I know I’m supposed to write about the trip I took to Guatemala but honestly it was pretty boring, could I do my ACL instead? The recovery took way longer than they thought
paulie i dont know if you heard but the prince of S— died yesterday. im not from S— but my friend is and im really upset. ill try to work on my essay but i can’t make any promises
It was hard not to feel demoralized about the future of my job, not to mention my species, as teen after teen bowed out of responsibility due to acute crisis, either real or imagined. Did these rich youths—if not the one percent, then the two-to-five—not comprehend their position on the world stage? Or did comprehension lead to chronic despair and lethargy? How it vexed me to witness them squander their time and good fortune, as if time and good fortune came in bulk from Costco and supply chains never ran dry. But while I would never admit it aloud, not even to Jemma, a tinge of envy commingled with my vexation—if not for their good fortune, for their belief in eternal life.
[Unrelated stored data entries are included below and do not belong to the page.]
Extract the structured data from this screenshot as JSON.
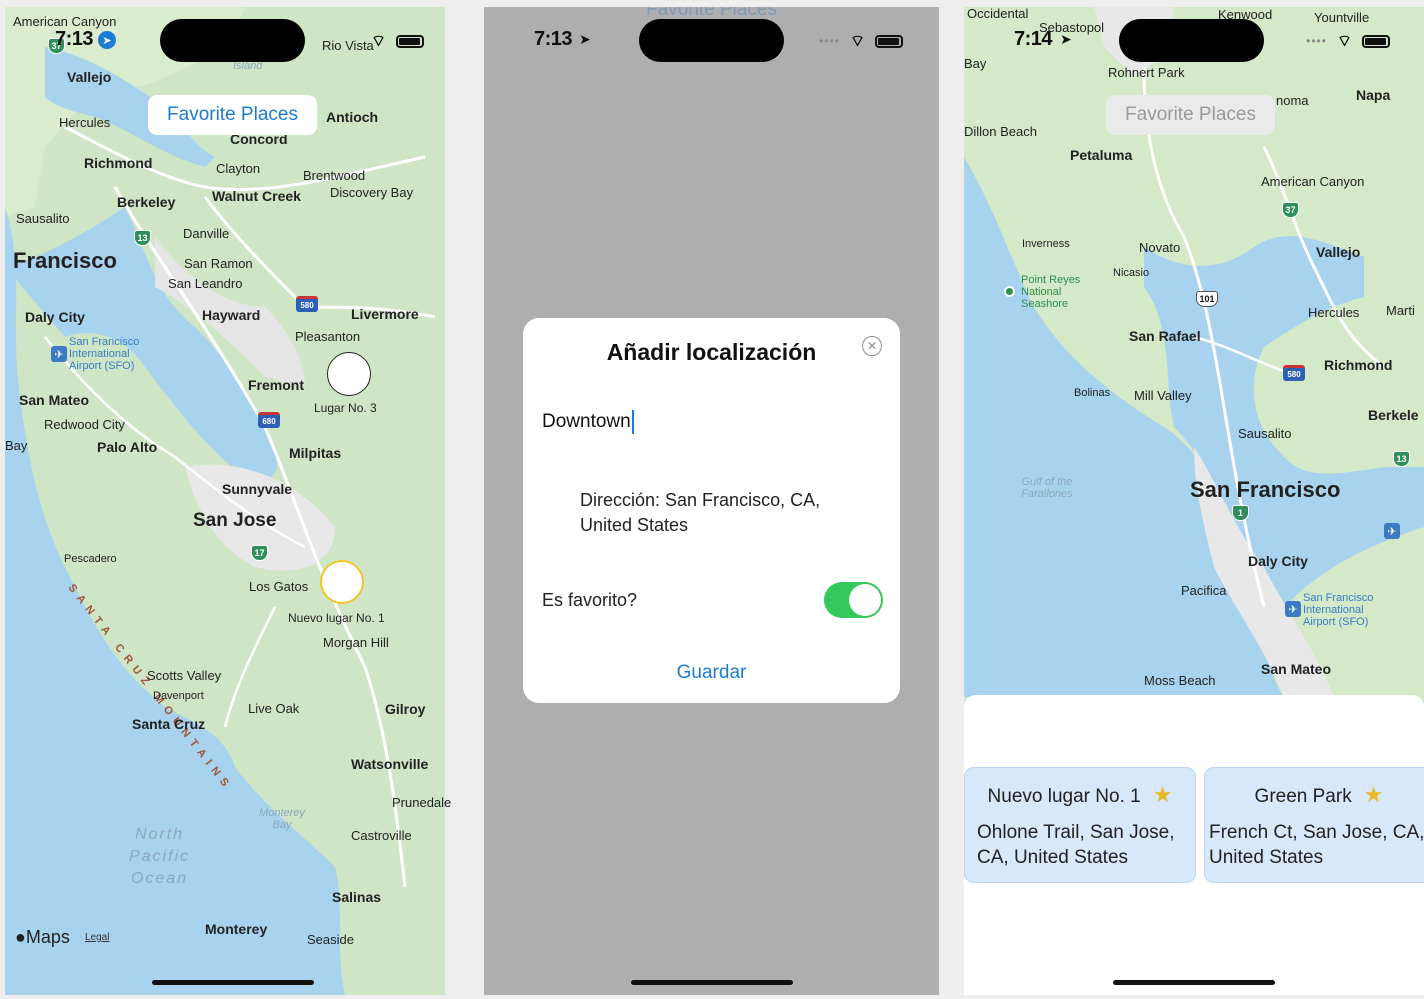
{
  "colors": {
    "accent": "#1a7cd6",
    "toggle_on": "#34c759",
    "star": "#e8b92a",
    "card_bg": "#d8e8fb"
  },
  "screen1": {
    "time": "7:13",
    "fav_button": "Favorite Places",
    "labels": {
      "american_canyon": "American Canyon",
      "rio_vista": "Rio Vista",
      "island": "Island",
      "vallejo": "Vallejo",
      "hercules": "Hercules",
      "antioch": "Antioch",
      "concord": "Concord",
      "richmond": "Richmond",
      "clayton": "Clayton",
      "brentwood": "Brentwood",
      "berkeley": "Berkeley",
      "walnut_creek": "Walnut Creek",
      "discovery_bay": "Discovery Bay",
      "sausalito": "Sausalito",
      "danville": "Danville",
      "francisco": "Francisco",
      "san_ramon": "San Ramon",
      "san_leandro": "San Leandro",
      "daly_city": "Daly City",
      "hayward": "Hayward",
      "livermore": "Livermore",
      "pleasanton": "Pleasanton",
      "sfo": "San Francisco International Airport (SFO)",
      "fremont": "Fremont",
      "san_mateo": "San Mateo",
      "redwood_city": "Redwood City",
      "palo_alto": "Palo Alto",
      "bay": "Bay",
      "milpitas": "Milpitas",
      "sunnyvale": "Sunnyvale",
      "san_jose": "San Jose",
      "pescadero": "Pescadero",
      "los_gatos": "Los Gatos",
      "morgan_hill": "Morgan Hill",
      "scotts_valley": "Scotts Valley",
      "davenport": "Davenport",
      "santa_cruz": "Santa Cruz",
      "live_oak": "Live Oak",
      "gilroy": "Gilroy",
      "watsonville": "Watsonville",
      "prunedale": "Prunedale",
      "monterey_bay": "Monterey Bay",
      "castroville": "Castroville",
      "ocean": "North Pacific Ocean",
      "salinas": "Salinas",
      "monterey": "Monterey",
      "seaside": "Seaside",
      "range": "SANTA CRUZ MOUNTAINS"
    },
    "shields": {
      "i37": "37",
      "i13": "13",
      "i580": "580",
      "i680": "680",
      "i17": "17"
    },
    "markers": [
      {
        "label": "Lugar No. 3"
      },
      {
        "label": "Nuevo lugar No. 1"
      }
    ],
    "maps_logo": "Maps",
    "legal": "Legal"
  },
  "screen2": {
    "time": "7:13",
    "top_text": "Favorite Places",
    "dialog": {
      "title": "Añadir localización",
      "name_value": "Downtown",
      "address": "Dirección: San Francisco, CA, United States",
      "fav_label": "Es favorito?",
      "save": "Guardar"
    }
  },
  "screen3": {
    "time": "7:14",
    "fav_button": "Favorite Places",
    "labels": {
      "occidental": "Occidental",
      "sebastopol": "Sebastopol",
      "kenwood": "Kenwood",
      "yountville": "Yountville",
      "bay": "Bay",
      "rohnert_park": "Rohnert Park",
      "sonoma": "noma",
      "napa": "Napa",
      "dillon_beach": "Dillon Beach",
      "petaluma": "Petaluma",
      "american_canyon": "American Canyon",
      "inverness": "Inverness",
      "novato": "Novato",
      "vallejo": "Vallejo",
      "nicasio": "Nicasio",
      "point_reyes": "Point Reyes National Seashore",
      "san_rafael": "San Rafael",
      "hercules": "Hercules",
      "martinez": "Marti",
      "richmond": "Richmond",
      "bolinas": "Bolinas",
      "mill_valley": "Mill Valley",
      "berkeley": "Berkele",
      "sausalito": "Sausalito",
      "gulf": "Gulf of the Farallones",
      "san_francisco": "San Francisco",
      "daly_city": "Daly City",
      "pacifica": "Pacifica",
      "sfo": "San Francisco International Airport (SFO)",
      "san_mateo": "San Mateo",
      "moss_beach": "Moss Beach"
    },
    "shields": {
      "i37": "37",
      "i101": "101",
      "i580": "580",
      "i13": "13",
      "i1": "1"
    },
    "cards": [
      {
        "name": "Nuevo lugar No. 1",
        "address": "Ohlone Trail, San Jose, CA, United States"
      },
      {
        "name": "Green Park",
        "address": "French Ct, San Jose, CA, United States"
      }
    ]
  }
}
Just as I was about to throw up my hands and give up for the day, two more emails arrived: one from Freja, with a round-trip e-ticket to New York attached; and one from Sophie, an apple-cheeked dancer desperate to get into Case Western. Paulie don’t be mad I know this is last minute but could you edit this tonight??? My mom and I are going to Joffrey in Chicago tmrw for a training and I want to try to finish my app on the train. Thank you!!!! You’re the best!!!!!!!!
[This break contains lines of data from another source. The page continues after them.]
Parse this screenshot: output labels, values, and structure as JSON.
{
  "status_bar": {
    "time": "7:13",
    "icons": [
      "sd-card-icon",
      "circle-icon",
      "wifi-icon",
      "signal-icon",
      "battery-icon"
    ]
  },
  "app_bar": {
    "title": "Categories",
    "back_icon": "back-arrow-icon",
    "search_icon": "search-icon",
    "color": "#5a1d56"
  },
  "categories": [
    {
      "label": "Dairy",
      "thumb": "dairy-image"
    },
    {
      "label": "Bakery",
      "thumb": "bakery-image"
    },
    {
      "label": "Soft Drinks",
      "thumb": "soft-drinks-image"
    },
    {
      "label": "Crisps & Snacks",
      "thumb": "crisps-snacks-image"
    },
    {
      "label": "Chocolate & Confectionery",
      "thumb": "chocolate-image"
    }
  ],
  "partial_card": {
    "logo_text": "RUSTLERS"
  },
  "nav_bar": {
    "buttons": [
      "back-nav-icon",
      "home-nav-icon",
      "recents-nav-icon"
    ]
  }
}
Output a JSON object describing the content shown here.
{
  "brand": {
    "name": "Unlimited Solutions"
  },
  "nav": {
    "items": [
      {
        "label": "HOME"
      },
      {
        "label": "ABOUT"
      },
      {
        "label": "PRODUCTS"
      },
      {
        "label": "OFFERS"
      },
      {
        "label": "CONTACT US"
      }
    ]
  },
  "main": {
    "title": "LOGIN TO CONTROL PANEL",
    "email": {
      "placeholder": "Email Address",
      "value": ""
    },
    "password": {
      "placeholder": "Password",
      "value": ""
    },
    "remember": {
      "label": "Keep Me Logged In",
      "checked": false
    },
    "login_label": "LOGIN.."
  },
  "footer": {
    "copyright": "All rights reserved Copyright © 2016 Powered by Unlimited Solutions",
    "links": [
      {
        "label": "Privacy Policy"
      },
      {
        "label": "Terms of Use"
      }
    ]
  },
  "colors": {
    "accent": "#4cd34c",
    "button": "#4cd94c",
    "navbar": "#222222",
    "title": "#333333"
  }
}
Sighing, I emailed back, No problem, kiddo! and stuck my work laptop into my bag, though I was tempted to throw it out the window. By the time I got to my car, the temperature on the dashboard read negative eighteen—enough to freeze my nostrils together and kill me within the hour. It’s strange to live somewhere so hazardous, or so my college roommate liked to hazard. (She was from San Mateo.) “I could never do it,” she’d say before I’d haul off for winter break. “You’re so brave.” But I did not feel brave when she said this. I felt like I did when I was fourteen and strangers, with a mix of horror and pity, tried to console me about my acne.